Ensuring Data Consistency Between Database and Redis Cache in High-Concurrency Scenarios

In many real projects, caches are introduced to alleviate database query pressure in high‑QPS scenarios, trading memory space for query efficiency. However, once a cache is added, keeping data consistent between the cache and the database becomes a critical problem.

Initially, when user numbers and traffic are low, the service can read and write directly to the database, which seems sufficient. As traffic grows, database latency becomes a bottleneck. Adding more database instances can distribute load, but this approach raises hardware and operational costs and does not scale indefinitely.

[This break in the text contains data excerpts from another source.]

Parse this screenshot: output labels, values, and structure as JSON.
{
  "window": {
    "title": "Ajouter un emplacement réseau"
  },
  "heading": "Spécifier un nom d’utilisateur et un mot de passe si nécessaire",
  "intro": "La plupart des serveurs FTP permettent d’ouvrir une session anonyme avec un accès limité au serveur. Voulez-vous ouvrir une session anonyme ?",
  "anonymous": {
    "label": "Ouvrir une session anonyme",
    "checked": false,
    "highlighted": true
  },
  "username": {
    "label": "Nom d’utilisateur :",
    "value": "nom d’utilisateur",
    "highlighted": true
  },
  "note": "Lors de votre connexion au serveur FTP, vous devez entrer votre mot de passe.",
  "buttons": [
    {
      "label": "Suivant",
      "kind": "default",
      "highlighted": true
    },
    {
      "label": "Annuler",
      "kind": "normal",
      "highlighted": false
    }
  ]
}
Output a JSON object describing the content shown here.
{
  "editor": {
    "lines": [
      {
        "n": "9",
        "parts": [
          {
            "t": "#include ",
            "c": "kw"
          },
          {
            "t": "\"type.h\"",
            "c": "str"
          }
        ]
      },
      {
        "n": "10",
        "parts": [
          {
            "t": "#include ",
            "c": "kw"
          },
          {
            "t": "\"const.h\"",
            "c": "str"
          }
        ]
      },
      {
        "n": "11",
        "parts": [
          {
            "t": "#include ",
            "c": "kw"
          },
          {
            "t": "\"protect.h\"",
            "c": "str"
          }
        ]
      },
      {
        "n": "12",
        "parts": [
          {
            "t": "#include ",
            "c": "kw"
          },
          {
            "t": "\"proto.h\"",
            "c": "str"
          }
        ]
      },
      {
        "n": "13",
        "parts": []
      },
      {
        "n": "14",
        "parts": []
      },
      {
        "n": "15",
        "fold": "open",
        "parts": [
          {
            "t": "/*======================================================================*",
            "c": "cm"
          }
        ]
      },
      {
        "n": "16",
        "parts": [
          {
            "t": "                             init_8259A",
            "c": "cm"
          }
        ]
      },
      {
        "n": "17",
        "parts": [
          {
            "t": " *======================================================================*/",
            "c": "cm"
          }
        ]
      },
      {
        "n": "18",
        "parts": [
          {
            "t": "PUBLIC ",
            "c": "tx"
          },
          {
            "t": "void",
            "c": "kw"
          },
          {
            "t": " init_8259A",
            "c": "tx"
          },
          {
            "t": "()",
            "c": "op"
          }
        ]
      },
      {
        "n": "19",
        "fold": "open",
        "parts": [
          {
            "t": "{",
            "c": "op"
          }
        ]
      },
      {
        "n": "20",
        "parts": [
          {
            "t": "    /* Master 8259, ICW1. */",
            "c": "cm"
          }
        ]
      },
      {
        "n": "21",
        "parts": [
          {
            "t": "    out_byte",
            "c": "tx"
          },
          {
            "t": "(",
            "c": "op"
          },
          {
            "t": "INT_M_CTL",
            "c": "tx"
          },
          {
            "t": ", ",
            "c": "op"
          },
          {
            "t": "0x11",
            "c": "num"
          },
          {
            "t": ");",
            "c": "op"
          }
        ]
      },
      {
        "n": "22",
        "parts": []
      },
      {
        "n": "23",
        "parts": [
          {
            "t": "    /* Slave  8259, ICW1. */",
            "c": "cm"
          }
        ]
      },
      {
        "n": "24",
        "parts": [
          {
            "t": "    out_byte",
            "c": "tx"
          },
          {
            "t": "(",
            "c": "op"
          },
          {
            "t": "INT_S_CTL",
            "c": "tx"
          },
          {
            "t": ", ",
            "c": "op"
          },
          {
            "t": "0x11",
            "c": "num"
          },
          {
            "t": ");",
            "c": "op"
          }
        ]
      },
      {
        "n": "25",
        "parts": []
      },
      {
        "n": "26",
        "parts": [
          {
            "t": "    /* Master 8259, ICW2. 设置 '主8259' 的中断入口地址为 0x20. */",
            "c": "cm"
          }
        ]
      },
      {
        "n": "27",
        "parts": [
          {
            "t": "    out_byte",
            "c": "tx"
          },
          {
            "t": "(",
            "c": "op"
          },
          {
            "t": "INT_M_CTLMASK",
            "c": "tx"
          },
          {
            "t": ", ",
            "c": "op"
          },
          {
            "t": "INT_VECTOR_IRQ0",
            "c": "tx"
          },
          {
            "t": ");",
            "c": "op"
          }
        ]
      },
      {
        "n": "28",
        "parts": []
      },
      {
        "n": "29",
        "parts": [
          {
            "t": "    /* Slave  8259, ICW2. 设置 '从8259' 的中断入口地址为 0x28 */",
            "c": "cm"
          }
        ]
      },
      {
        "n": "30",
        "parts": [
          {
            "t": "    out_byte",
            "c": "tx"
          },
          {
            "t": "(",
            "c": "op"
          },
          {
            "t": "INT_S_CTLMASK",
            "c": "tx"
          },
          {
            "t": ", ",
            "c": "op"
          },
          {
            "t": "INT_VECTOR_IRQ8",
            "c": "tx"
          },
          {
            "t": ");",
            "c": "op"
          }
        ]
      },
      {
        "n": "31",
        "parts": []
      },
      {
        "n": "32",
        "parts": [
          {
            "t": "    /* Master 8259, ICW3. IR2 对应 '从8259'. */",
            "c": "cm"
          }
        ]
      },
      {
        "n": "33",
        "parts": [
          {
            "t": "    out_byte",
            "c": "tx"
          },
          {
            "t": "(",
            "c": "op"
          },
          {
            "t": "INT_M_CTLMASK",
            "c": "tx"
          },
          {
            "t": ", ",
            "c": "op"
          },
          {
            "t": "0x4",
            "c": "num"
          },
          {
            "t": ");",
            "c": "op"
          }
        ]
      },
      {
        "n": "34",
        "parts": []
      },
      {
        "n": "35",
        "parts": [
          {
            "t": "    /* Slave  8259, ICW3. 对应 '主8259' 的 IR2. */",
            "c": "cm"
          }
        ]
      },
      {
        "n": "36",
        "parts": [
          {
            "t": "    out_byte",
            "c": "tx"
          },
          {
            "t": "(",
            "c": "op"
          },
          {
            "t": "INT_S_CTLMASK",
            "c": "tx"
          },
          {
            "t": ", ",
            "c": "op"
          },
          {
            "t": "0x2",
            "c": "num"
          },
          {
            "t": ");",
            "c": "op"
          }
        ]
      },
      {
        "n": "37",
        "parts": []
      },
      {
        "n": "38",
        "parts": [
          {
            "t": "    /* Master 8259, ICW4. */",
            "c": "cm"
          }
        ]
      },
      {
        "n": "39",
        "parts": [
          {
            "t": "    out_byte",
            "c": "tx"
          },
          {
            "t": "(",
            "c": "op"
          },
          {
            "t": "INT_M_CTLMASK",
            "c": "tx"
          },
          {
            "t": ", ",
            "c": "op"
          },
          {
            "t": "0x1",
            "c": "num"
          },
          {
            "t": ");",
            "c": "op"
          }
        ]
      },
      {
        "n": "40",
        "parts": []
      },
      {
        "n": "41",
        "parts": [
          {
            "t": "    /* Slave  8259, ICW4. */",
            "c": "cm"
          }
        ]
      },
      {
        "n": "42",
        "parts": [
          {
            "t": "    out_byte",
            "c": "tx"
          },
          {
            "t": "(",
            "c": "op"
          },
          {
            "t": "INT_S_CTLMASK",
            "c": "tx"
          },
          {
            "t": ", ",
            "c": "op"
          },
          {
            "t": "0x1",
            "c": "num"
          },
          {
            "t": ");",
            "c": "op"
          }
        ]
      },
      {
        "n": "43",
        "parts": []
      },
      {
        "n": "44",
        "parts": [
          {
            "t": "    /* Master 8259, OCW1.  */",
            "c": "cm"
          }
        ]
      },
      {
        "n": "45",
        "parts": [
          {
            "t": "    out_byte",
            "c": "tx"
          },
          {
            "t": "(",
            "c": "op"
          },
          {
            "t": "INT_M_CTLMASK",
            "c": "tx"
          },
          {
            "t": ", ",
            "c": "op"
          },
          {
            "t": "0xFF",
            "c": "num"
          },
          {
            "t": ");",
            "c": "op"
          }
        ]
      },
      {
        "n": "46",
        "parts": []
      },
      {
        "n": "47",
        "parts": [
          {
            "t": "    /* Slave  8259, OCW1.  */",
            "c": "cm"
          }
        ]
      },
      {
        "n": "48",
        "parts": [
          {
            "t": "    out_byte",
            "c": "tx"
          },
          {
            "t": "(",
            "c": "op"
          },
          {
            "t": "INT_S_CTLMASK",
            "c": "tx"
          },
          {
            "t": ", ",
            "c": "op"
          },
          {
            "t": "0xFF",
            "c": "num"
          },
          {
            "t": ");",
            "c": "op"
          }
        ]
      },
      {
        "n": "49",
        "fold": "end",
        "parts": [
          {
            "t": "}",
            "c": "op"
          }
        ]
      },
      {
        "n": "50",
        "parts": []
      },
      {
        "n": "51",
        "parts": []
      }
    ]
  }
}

Introducing a cache (e.g., Redis) allows the service to read from memory first, dramatically speeding up access. Yet this creates a new consistency challenge: should the database be updated before the cache, or vice‑versa?

Write database then cache: If the database write succeeds but the cache update fails, the cache holds stale data, leading to incorrect query results.

Write cache then database: If the cache update succeeds but the database write fails, the cache contains the latest value while the database remains outdated; once the cache expires, stale data will be read from the database.

In high‑concurrency environments, the problem worsens. For example, two threads may update a product’s inventory: Thread 1 writes the database (value 1) then the cache, while Thread 2 writes the database (value 3) and updates the cache first. The final cache may hold the older value (1) while the database holds the newer value (3), causing inconsistency.

To address these issues, the classic Cache‑Aside Pattern is recommended:

Read from the cache first; if the data exists, return it.

If the cache miss occurs, fetch the data from the database and populate the cache.

When updating data, update the database first, then delete the corresponding cache entry.

This approach ensures that stale cache entries are removed, forcing the next read to retrieve fresh data from the database and repopulate the cache, effectively achieving eventual consistency.

Ensuring the second step (cache deletion) succeeds can be handled by implementing retry mechanisms. Simple retries may still fail, so an asynchronous retry using a message queue is advisable, allowing a consumer to retry the operation without blocking client requests.

Additionally, setting appropriate cache expiration times helps mitigate inconsistency: data with low access frequency can expire naturally, freeing memory and providing a fallback to the database for fresh data.

While strict strong consistency is costly and may degrade performance, tolerating occasional inconsistency with robust retry, expiration, and cache‑aside strategies balances performance and data correctness.

In summary, the article examines database‑Redis consistency problems, especially under high concurrency, and proposes the Cache‑Aside pattern combined with retries and expiration to achieve eventual consistency.